SaaS and the Composable Business

CSW Editor, Martin Banks, looks at how IBM’s UK Cloud Head, Doug Clark, views the changes that cloud is bringing to how businesses will do business

  • 10 years ago Posted in

Doug Clark, IBM’s Head of Cloud in the UK, recently used an interesting turn of phrase that sums up the way cloud is changing not just the relationship between business and technology but also the way businesses structure themselves in order to exploit what cloud services offer them.

From the company’s point of view, what IBM is aiming to sell is what it calls the Dynamic Hybrid Cloud – essentially cloud services, built on open standards, that are capable of being rapidly configured and re-configured to meet the changing needs of any business.

That does, however, mean that businesses have to recognise that they now need to change rapidly and often as their markets change and develop. This, as Clark observed, means that they now need to be Composable Businesses. Indeed, the really now need to be dynamically re-composable businesses, able to change – from minor shift in direction or emphasis through to major re-direction – fast enough to catch those changes in their markets.

He indicated that a growing number of businesses are catching on to this requirement by casting interested eyes towards SaaS as a source of future information management resources. A recent survey conducted by the company has shown that a growing number of businesses now see SaaS as providing real advantages, with 47 percent seeing SaaS as offering a real competitive advantage and 41 percent seeing it reducing their total cost of ownership when it comes to providing IT resources.

The survey also shows that the early adopters that have taken up SaaS are generating twice the revenue of the rest of their contemporary businesses, Clark suggested.

“IBM now has around 110 SaaS applications available, across HR, marketing and sales/ecommerce,” he said, “and the key advantage for businesses is that they can use them as and when they need them, rather than having to invest in the infrastructure and applications.

“For example IBM will, for the 25th year, be providing the information services for Wimbledon.

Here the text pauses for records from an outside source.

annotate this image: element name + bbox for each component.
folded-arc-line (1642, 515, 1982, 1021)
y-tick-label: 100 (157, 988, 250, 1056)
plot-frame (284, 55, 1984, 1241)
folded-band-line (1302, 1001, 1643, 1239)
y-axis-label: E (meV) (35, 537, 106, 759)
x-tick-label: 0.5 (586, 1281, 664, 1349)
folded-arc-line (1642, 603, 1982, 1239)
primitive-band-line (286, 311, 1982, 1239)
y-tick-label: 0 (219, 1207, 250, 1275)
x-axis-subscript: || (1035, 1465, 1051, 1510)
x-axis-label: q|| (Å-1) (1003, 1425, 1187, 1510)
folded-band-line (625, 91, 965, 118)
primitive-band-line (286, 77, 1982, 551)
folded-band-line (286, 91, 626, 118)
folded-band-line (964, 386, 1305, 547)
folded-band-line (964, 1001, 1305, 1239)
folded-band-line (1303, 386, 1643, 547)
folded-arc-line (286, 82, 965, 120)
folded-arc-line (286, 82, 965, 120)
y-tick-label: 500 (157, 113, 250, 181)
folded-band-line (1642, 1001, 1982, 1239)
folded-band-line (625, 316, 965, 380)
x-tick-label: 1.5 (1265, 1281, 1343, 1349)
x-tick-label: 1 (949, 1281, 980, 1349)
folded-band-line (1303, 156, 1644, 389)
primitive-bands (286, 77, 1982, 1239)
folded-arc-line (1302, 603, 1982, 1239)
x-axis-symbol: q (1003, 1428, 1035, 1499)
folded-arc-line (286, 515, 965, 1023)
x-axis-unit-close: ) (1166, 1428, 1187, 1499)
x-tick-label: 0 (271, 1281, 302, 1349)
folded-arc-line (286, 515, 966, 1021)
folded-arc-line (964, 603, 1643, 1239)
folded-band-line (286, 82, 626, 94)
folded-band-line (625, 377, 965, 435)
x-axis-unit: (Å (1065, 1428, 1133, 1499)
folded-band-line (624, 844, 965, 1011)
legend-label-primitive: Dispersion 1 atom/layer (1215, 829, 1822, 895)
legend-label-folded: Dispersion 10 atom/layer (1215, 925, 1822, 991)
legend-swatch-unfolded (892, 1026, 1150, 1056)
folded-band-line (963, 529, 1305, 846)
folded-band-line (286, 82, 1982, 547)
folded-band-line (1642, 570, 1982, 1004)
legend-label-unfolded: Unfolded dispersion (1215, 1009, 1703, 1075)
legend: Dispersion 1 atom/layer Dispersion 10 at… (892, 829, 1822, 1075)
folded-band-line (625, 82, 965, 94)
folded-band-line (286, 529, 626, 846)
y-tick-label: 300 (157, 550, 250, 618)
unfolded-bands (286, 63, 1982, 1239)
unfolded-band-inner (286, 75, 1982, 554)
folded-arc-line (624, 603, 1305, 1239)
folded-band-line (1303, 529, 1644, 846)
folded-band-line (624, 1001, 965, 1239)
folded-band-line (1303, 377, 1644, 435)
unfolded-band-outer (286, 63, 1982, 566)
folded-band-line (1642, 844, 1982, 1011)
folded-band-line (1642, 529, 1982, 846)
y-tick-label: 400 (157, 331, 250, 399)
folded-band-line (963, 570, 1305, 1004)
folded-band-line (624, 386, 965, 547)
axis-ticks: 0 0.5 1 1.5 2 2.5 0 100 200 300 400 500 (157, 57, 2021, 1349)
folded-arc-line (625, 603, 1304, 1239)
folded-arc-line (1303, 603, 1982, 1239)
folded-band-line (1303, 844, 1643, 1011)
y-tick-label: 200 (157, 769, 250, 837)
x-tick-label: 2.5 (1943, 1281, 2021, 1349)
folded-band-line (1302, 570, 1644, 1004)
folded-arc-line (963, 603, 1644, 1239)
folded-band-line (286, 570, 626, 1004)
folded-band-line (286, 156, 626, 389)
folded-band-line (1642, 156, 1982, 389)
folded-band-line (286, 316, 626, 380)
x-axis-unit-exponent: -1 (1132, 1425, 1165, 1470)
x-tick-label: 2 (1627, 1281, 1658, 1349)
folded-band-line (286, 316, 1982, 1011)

In the past this has involved the company setting up a datacentre at the Club in very cramped facilities, which become more cramped as the information services needed have grown. This year, however, the information services will all be provided in the cloud, as SaaS, from our datacentre in North Carolina. And in addition to the match scores we will also be collecting a large amount of social data. That will all be analysed using IBM’s new Watson services.”

This is a good, practical example of how cloud services, and SaaS in particular, can help a business become re-composable. The cost of the resources required to provide these capabilities – especially if provision on-premise - would be prohibitive and it would be all but impossible for a business to accurately predict the upper limit of scale required to accommodate tasks such as analysing social media inputs. So the chances of service overload – and consequential reputation damage - would be high.

The other side of that coin is that, by using SaaS, it becomes possible for the Wimbledon organisers and their partners (such as the BBC providing global TV coverage) to not only contemplate analysis of social media input so that any opportunities to improve the experience for its customers can be identified, but also set it up with relative ease.

Not only that, but by using Watson as a SaaS service, it gets the use of one of the latest, and arguably most powerful Big Data analysis tools currently available. Trying to do that with an on-premise infrastructure would probably bankrupt the organisation in acquisition costs alone.

This is not exactly reduction of total cost of ownership, more making the economically impossible possible, but that question of cost is still a crucial. Clark observed that it still holds that some 70 percent of the typical IT budget goes towards just `keeping the lights on’ - keeping the systems running.

What is perhaps most notable about this figure is that, despite many developments in technology and reductions in unit costs, energy consumption and staffing requirements, that figure has remained remarkably constant for the last 25-30 years at least. This does beg the question as to whether it is actually a mathematical constant in the disbursement of IT budgets, but it also shows that maybe it is time for both business users and IT vendors to appreciate that cost on its own is now a fallacious argument.

The real argument now is what can be achieved by businesses exploiting SaaS, fast software development tools, APIs and integration/collaboration tools to give them the business agility to compose – and re-compose themselves – fast enough to stay in lock-step with the inevitable changes that will come in their marketplaces.